- Film poster
- Directed by: Henri Decoin
- Written by: Joseph Kessel Marcel Rivet
- Produced by: Raymond Borderie
- Starring: Pierre Fresnay Georges Marchal Félix Oudart
- Cinematography: Nicolas Hayer
- Edited by: Annick Millet
- Music by: Joseph Kosma
- Production company: Compagnie Industrielle et Commerciale Cinématographique
- Distributed by: Les Films Corona
- Release date: 30 November 1949;
- Running time: 123 minutes
- Country: France
- Language: French

= At the Grand Balcony =

1949 film

At the Grand Balcony (French: Au grand balcon) is a 1949 French drama film directed by Henri Decoin and starring Pierre Fresnay, Georges Marchal and Félix Oudart. It was entered into the 1949 Cannes Film Festival. The film's sets were designed by the art director René Renoux.

==Synopsis==
The plot revolves around the founding of the French pioneering aviation company Aéropostale in the years after the First World War.
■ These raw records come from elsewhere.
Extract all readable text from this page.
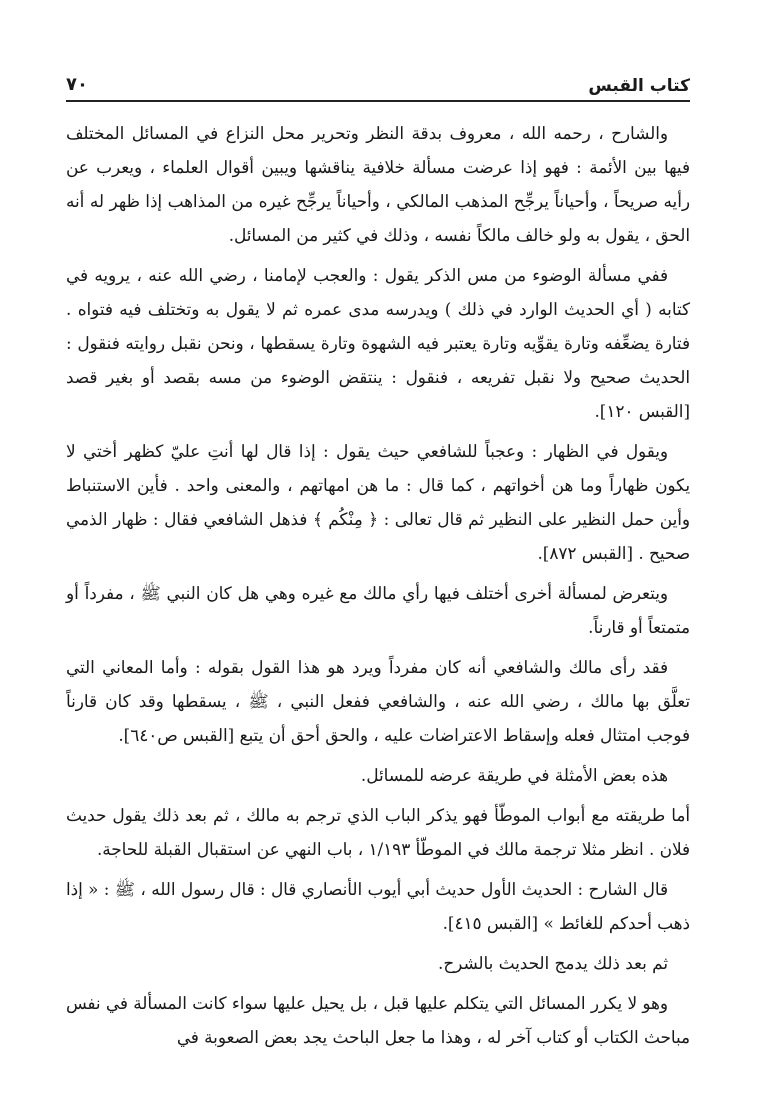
كتاب القبس
٧٠

والشارح ، رحمه الله ، معروف بدقة النظر وتحرير محل النزاع في المسائل المختلف فيها بين الأئمة : فهو إذا عرضت مسألة خلافية يناقشها ويبين أقوال العلماء ، ويعرب عن رأيه صريحاً ، وأحياناً يرجِّح المذهب المالكي ، وأحياناً يرجِّح غيره من المذاهب إذا ظهر له أنه الحق ، يقول به ولو خالف مالكاً نفسه ، وذلك في كثير من المسائل.

ففي مسألة الوضوء من مس الذكر يقول : والعجب لإمامنا ، رضي الله عنه ، يرويه في كتابه ( أي الحديث الوارد في ذلك ) ويدرسه مدى عمره ثم لا يقول به وتختلف فيه فتواه . فتارة يضعِّفه وتارة يقوِّيه وتارة يعتبر فيه الشهوة وتارة يسقطها ، ونحن نقبل روايته فنقول : الحديث صحيح ولا نقبل تفريعه ، فنقول : ينتقض الوضوء من مسه بقصد أو بغير قصد [القبس ١٢٠].

ويقول في الظهار : وعجباً للشافعي حيث يقول : إذا قال لها أنتِ عليّ كظهر أختي لا يكون ظهاراً وما هن أخواتهم ، كما قال : ما هن امهاتهم ، والمعنى واحد . فأين الاستنباط وأين حمل النظير على النظير ثم قال تعالى : ﴿ مِنْكُم ﴾ فذهل الشافعي فقال : ظهار الذمي صحيح . [القبس ٨٧٢].

ويتعرض لمسألة أخرى أختلف فيها رأي مالك مع غيره وهي هل كان النبي ﷺ ، مفرداً أو متمتعاً أو قارناً.

فقد رأى مالك والشافعي أنه كان مفرداً ويرد هو هذا القول بقوله : وأما المعاني التي تعلَّق بها مالك ، رضي الله عنه ، والشافعي ففعل النبي ، ﷺ ، يسقطها وقد كان قارناً فوجب امتثال فعله وإسقاط الاعتراضات عليه ، والحق أحق أن يتبع [القبس ص٦٤٠].

هذه بعض الأمثلة في طريقة عرضه للمسائل.

أما طريقته مع أبواب الموطّأ فهو يذكر الباب الذي ترجم به مالك ، ثم بعد ذلك يقول حديث فلان . انظر مثلا ترجمة مالك في الموطّأ ١/١٩٣ ، باب النهي عن استقبال القبلة للحاجة.

قال الشارح : الحديث الأول حديث أبي أيوب الأنصاري قال : قال رسول الله ، ﷺ : « إذا ذهب أحدكم للغائط » [القبس ٤١٥].

ثم بعد ذلك يدمج الحديث بالشرح.

وهو لا يكرر المسائل التي يتكلم عليها قبل ، بل يحيل عليها سواء كانت المسألة في نفس مباحث الكتاب أو كتاب آخر له ، وهذا ما جعل الباحث يجد بعض الصعوبة في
Led by the war veteran Carbot they attempt to establish a commercial airline that can connect the far reaches of French territory. It takes its name from the real-life Hôtel du Grand Balcon in Toulouse where the various characters stay.

==Cast==
- Pierre Fresnay as Carbot
- Georges Marchal as Jean Fabien
- Félix Oudart as Garandoux
- Janine Crispin as Maryse
- Germaine Michel as Mlle Adeline
- Abel Jacquin as Darbouin
- André Bervil as Triolet
- Clément Thierry as Didier Fusain
- Paul Azaïs as Morel
- Jacques Tarride as Macherel
- Nina Myral as Mme Viard
- André Darnay as Armezac
- Pierre Cressoy as Charlier
- Jean Gaven as Belfort

==Bibliography==
- Dayna Oscherwitz & MaryEllen Higgins. The A to Z of French Cinema. Scarecrow Press, 2009.